Two key points to consider when choosing your International airline include comfort and food.
My first trip to Paris from J.F.K. airport was on a 757-200 British Airways (BA) Airbus. The seats in Economy Plus (better known as World Traveler Plus) seemed comfortable with plenty of leg room compared to a coach flight. A clean linen towel was placed over the headrest and we were given blankets wrapped in cellophane, giving the allusion of cleanliness, to keep us warm during the 7 ½ hour flight to Paris.
We grabbed a late lunch in New York before boarding our 9:30 PM flight, but the packing, taxi ride to the airport, plus checking in and walking to the gate worked up our appetites.
My companion chose the beef with mushroom sauce. His description of the meal was, “It looks and tastes like rubber.” I chose the pasta with cheese sauce served with zucchini bits, a stale inedible roll, a wilted salad, and a slice of lemon cake that tasted like grains of sand. Apparently this is a new recipe for spaghetti; the cheese sauce consisted of bleu cheese salad dressing. I ate about five bites of the noodles and even tried the zucchini that tasted sour before deciding to hold off on eating until I reached Paris. After an urgent trip to the bathroom, I felt better. I’m not sure how BA can get away with their disgusting food offerings. Perhaps they need to find a new caterer.
My seat on the 757 had a 47 inch pitch with a 20 inch width, which allowed me to relax and sleep comfortably for a couple of hours during the flight. Luckily once I arrived in Paris, both the quality of food and the excitement of the city itself seemed to compensate for my lack of sleep, nutrition, and calories.
On the plane from Paris to London, I cornered a flight attendant and asked her where to eat at Heathrow airport. We were given the name of a Japanese restaurant, Wagamama, and we both consumed a huge lunch before departing London for Phoenix. I wasn’t taking any chances this time.

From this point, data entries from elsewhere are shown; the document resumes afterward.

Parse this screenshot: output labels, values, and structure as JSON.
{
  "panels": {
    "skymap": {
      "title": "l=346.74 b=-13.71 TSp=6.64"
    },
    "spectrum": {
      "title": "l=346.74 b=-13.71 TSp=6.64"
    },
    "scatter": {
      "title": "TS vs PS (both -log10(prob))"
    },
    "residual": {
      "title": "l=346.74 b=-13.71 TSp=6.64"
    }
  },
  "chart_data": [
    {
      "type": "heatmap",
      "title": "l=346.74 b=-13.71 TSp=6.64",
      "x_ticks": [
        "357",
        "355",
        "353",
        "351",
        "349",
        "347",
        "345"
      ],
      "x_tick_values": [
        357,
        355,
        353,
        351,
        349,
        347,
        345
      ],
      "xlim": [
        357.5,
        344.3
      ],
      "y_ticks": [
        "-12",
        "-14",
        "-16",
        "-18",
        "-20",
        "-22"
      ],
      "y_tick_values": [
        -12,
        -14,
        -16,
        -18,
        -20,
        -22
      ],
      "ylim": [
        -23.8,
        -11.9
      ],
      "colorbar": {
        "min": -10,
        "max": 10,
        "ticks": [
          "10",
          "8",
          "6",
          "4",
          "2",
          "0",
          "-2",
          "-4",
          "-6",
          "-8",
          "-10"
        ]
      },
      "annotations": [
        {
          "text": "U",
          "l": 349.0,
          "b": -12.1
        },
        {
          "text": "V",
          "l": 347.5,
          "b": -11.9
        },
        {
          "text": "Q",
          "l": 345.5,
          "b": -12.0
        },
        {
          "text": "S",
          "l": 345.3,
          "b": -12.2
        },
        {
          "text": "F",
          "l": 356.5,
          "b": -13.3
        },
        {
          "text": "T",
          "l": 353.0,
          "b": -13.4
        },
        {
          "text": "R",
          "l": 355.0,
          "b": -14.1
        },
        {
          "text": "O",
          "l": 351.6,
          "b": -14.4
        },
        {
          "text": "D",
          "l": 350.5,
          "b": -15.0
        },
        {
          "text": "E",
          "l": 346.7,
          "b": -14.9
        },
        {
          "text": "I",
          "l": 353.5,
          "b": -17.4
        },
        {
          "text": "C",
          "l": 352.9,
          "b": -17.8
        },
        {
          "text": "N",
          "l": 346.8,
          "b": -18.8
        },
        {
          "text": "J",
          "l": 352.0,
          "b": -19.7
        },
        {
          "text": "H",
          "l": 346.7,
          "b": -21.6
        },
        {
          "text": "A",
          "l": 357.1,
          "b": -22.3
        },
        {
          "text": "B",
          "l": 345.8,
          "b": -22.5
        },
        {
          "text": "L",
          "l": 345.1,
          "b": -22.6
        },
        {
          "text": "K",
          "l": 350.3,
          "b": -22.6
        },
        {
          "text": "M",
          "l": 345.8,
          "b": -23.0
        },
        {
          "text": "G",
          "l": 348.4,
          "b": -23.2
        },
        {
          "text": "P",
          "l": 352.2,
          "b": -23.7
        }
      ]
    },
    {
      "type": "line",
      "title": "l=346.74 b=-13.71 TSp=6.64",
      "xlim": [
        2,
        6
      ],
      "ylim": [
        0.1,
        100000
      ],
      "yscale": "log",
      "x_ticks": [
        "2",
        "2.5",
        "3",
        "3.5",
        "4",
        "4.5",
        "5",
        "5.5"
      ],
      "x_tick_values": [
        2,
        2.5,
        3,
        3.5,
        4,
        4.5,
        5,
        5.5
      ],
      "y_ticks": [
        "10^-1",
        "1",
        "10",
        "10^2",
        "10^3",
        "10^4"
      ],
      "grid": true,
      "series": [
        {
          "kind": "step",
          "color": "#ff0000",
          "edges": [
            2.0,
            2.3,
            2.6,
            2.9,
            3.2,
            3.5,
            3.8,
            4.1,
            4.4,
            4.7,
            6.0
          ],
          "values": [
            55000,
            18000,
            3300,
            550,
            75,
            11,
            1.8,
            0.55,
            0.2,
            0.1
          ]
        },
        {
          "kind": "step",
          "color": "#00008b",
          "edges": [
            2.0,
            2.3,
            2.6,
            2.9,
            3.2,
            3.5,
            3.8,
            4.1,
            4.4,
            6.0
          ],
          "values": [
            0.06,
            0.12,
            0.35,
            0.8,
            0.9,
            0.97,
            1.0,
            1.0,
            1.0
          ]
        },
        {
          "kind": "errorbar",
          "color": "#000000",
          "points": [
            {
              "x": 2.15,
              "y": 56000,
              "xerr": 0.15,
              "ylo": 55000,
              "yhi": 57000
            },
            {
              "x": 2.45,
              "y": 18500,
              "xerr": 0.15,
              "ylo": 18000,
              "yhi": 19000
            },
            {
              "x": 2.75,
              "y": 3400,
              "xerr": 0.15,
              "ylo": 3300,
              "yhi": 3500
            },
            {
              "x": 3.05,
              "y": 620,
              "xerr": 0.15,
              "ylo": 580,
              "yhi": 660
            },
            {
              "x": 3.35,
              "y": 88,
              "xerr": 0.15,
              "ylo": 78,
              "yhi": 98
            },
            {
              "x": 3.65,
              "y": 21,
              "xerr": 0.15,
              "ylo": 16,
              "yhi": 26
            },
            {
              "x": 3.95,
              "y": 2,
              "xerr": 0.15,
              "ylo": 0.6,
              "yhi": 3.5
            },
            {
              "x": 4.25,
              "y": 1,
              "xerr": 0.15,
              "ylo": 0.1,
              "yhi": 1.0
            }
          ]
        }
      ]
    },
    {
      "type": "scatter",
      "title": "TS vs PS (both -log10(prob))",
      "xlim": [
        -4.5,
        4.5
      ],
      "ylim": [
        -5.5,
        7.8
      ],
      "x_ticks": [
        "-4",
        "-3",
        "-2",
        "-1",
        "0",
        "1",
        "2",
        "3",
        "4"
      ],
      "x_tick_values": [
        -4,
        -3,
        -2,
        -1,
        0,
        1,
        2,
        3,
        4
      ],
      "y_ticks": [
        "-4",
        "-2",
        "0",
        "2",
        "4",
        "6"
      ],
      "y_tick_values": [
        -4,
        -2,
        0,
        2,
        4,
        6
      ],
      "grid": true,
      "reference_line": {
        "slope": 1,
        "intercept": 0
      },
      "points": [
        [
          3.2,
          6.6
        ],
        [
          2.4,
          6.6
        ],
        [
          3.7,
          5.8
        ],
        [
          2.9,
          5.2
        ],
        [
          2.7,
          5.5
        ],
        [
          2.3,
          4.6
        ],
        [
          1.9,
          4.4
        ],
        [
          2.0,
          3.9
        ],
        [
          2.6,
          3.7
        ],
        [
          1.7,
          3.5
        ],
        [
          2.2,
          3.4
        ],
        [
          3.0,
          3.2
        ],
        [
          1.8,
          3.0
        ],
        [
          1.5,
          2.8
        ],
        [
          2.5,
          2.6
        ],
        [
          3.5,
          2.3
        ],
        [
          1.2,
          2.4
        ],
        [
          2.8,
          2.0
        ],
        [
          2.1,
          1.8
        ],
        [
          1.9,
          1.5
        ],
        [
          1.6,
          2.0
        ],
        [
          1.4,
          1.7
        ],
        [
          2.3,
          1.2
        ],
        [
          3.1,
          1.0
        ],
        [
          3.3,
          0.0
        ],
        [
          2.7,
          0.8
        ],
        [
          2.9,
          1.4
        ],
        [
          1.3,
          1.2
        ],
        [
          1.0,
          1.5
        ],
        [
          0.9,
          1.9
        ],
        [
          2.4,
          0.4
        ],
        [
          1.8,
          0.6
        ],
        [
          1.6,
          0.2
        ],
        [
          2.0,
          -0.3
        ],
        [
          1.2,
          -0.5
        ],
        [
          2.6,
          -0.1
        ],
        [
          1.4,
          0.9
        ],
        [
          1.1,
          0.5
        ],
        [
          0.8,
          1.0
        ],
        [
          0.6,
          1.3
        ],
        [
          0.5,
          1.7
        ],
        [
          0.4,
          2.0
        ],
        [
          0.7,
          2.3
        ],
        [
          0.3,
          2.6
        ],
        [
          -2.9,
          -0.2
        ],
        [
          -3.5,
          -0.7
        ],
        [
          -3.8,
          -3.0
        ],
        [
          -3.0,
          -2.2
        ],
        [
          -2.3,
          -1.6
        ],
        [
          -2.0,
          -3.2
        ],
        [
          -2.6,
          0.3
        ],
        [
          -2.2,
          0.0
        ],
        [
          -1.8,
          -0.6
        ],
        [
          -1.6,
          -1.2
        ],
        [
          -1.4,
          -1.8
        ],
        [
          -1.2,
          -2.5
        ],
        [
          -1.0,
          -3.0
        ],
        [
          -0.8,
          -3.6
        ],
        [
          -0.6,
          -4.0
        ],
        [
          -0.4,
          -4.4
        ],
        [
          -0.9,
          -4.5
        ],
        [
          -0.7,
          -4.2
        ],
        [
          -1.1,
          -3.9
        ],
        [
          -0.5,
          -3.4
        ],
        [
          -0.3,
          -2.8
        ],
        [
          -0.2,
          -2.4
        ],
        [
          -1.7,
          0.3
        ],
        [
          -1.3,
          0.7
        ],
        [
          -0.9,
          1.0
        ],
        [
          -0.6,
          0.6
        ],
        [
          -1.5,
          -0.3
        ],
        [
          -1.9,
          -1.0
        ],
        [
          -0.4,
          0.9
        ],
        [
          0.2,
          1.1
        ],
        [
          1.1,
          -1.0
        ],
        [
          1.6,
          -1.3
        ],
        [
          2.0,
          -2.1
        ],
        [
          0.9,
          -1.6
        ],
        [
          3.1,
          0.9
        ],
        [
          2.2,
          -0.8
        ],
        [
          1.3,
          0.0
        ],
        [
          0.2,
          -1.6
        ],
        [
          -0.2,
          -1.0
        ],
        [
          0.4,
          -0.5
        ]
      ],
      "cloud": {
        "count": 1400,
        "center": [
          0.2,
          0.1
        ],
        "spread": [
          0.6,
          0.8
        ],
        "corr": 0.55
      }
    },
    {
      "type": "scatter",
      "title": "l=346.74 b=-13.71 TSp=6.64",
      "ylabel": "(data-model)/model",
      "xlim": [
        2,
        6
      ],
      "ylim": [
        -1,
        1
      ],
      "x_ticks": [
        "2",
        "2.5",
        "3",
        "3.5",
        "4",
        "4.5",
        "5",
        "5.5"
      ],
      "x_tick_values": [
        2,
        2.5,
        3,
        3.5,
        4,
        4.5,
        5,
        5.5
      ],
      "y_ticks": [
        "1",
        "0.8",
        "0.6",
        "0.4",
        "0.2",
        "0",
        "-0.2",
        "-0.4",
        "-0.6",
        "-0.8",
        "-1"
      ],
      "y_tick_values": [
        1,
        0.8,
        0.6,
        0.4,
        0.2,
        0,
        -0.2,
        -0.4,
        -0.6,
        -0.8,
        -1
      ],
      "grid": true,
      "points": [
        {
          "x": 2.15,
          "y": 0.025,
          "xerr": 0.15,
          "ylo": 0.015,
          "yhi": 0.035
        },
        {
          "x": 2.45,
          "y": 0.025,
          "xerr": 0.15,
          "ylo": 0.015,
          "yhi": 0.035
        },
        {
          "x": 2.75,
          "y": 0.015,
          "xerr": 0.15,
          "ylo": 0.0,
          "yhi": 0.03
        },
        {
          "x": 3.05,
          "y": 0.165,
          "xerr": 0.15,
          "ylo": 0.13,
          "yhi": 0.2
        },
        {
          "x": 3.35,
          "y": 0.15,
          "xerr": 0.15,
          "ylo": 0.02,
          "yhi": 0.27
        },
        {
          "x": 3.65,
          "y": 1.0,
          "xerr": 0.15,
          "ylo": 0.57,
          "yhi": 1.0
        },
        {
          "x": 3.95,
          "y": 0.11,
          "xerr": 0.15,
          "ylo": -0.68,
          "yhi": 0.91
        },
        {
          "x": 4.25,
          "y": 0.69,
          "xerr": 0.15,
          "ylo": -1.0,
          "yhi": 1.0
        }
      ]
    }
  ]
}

Our plane back to Phoenix, a 747-400, was a larger, older model. While walking to my designated seat, I stepped on and crushed two plastic cups that were in the middle of the aisle. I guess the flight attendants forgot to clean up before we boarded. The seats measured out smaller, a 38 degree pitch with an 18 ½ width. Not much leg room or an ability to be comfortable during the long flight home to Phoenix. On the upside, our seats were limited to two instead of the four crowded seats located in the center of the plane. Dingy doilies, the size of a handkerchief were on each headrest along with a dirty ragged blanket and pillow. To make matters worse, my window shade was stuck shut. The seatback T.V. screens were small in comparison to the individual iPads offered on our flight to Paris. This plane’s interior was noticeably shabby and in serious need of repair.
On our flight back, the lunch menu consisted of one appetizer—a bland and unsavory potato salad. The main courses, a seared fillet of British beef or roasted corn-fed chicken was difficult to look at, let alone eat. The only portion I ate consisted of a mashed sweet potato which held me over for the duration (10 ½ hours). My companion pushed his tray aside after two bites.
I talked with a flight attendant about their quality of food and why they were still flying the antique 747 plane. She assured me that they were about to retire this model and buy some new ones, however she had no answer concerning BA’s quality of food. I think if more travelers voiced their opinions to the airlines, they would have to change their ways. (Send your email to CEO: firstname.lastname@example.org). After all, we pay high prices for International airline tickets and in turn we should be cared for, which includes our comfort, a healthy environment, and nutritious food.
Before we booked our tickets, several people said, “British Airways are the best. You must fly with them.” I hate to think of what their competitors offer, or maybe they used to set precedence and need to live up to their current seared reputation.
FYI: I do have one complement about the old 747’s: the restrooms are still small with the usual odors, but seem to have more leg room than most other planes. How sad is that?